Ultimo dia do ano. Feliz 2016

Ultimo dia do ano. 2015 foi um ano difícil. Muitas perdas, todas difíceis, muita tensão no trabalho. Muito trabalho. Mas quando fazemos o balanço final, verificamos que ele foi positivo. Afinal não podemos fazer as avaliações sem considerar todas as variáveis possíveis, ainda que reconheça que sempre nos faltará alguma. Estamos na luta. Luta por um mundo mais justo, luta por equidade nas relações de gênero, luta por um Brasil onde o nosso povo tenha cada vez mais, acesso aos bens produzidos pela nossa sociedade. Tive um ano de grandes desafios, afinal a Maternidade Odete Valadares é uma unidade do SUS com mais de 1000 servidores, com 250 a 300 atendimentos por dia. Mas foi mais fácil que imaginava. Pois pude contar com uma equipe, unida, dedicada, comprometida em colocar o Odete de volta no caminho de uma unidade referencia para atenção a saúde da mulher e do Neonato. E que equipe. Hoje olho para o futuro. Vejo que teremos ainda momentos difíceis, mas lembrando o bom humor que sempre precisa nos acompanhar, é assim mesmo, sem emoção não tem graça nenhuma.
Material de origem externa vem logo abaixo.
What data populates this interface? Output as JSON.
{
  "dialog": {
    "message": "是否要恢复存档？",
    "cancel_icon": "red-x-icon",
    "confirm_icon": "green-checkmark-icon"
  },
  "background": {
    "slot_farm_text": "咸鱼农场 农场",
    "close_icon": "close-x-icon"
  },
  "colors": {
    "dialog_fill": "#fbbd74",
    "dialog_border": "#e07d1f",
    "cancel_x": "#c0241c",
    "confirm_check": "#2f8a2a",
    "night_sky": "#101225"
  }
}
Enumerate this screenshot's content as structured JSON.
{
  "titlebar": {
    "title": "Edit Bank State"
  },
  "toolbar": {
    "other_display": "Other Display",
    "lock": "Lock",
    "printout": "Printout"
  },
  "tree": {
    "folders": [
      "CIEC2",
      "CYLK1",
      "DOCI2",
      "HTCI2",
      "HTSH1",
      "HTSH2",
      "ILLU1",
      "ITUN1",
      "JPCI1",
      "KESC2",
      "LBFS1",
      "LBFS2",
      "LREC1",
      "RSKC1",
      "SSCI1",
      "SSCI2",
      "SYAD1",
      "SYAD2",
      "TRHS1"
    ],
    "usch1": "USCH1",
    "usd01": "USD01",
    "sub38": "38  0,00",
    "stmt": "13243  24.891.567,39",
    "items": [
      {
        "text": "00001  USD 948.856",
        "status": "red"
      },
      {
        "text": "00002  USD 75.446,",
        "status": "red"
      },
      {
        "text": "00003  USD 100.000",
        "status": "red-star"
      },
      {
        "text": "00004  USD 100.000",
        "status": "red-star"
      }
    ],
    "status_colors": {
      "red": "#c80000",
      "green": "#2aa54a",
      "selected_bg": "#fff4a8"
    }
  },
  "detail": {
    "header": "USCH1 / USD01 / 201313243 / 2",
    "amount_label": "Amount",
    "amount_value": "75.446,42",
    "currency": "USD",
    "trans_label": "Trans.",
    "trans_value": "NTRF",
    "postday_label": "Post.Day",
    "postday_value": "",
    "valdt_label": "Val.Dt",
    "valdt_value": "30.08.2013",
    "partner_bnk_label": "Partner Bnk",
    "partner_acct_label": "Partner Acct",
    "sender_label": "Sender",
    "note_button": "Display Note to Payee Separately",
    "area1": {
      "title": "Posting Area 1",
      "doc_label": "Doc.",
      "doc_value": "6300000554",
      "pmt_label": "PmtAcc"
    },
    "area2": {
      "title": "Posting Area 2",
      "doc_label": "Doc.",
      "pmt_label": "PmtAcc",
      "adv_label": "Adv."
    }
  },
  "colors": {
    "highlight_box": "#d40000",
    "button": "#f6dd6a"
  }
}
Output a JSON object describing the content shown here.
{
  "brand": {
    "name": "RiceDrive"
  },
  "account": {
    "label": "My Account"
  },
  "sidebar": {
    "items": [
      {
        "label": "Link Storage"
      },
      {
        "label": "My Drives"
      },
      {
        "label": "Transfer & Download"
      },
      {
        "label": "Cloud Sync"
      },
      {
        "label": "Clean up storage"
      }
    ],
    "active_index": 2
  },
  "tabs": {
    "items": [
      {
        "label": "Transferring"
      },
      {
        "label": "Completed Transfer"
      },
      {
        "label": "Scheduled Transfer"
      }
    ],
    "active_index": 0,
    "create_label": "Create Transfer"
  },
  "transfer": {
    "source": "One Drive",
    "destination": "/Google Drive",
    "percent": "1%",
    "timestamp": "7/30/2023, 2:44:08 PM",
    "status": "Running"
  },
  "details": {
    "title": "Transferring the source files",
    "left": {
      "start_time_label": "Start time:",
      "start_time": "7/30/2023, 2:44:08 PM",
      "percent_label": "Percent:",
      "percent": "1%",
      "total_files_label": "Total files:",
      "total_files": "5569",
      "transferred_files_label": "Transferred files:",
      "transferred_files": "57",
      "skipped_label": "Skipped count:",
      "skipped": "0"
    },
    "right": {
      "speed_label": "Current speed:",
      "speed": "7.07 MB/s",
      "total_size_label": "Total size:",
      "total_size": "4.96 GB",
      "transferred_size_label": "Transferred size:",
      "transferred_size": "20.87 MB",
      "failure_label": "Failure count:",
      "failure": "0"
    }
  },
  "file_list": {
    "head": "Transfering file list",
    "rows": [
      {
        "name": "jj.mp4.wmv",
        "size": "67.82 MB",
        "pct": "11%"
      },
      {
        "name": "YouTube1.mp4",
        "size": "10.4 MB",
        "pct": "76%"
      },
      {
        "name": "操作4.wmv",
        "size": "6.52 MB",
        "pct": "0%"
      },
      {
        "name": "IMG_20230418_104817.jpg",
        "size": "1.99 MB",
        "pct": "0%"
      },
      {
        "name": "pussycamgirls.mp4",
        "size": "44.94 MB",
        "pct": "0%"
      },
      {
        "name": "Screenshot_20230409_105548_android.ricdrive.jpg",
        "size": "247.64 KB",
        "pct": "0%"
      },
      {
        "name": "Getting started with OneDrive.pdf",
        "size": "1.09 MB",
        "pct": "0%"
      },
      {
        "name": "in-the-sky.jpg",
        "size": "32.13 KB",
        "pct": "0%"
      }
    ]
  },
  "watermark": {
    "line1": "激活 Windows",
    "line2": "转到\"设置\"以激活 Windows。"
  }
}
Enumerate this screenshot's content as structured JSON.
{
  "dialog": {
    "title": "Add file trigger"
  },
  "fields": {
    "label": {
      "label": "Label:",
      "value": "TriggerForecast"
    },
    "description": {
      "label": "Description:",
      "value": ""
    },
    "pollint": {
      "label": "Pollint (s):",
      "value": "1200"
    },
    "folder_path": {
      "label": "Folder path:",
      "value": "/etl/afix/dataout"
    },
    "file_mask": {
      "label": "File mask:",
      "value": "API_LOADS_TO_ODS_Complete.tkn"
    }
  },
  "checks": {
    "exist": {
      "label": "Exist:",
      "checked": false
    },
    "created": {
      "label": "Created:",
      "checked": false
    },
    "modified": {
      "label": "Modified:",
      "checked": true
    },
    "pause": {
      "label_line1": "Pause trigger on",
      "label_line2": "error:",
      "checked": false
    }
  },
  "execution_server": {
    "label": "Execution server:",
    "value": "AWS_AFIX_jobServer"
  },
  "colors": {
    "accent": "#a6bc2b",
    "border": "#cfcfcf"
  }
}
Como dizia Guimarães Rosa, o que a vida quer de nós é coragem. E como dizia Gonzaguinha Viver é sempre acreditar que podemos começar de novo, com a fé na vida, fé no homem, e sem medo de ser feliz. Poderemos errar, isso faz parte de ser um eterno aprendiz. Assim quero estar com vocês nos próximos anos. Com muita disposição muita esperança e a certeza de que a nossa luta certamente contribuirá para construção de um mundo mais justo e mais humano. Feliz ano de 2016 para todos e todas.

domingo, 2 de agosto de 2015

Cheguei aos sessenta.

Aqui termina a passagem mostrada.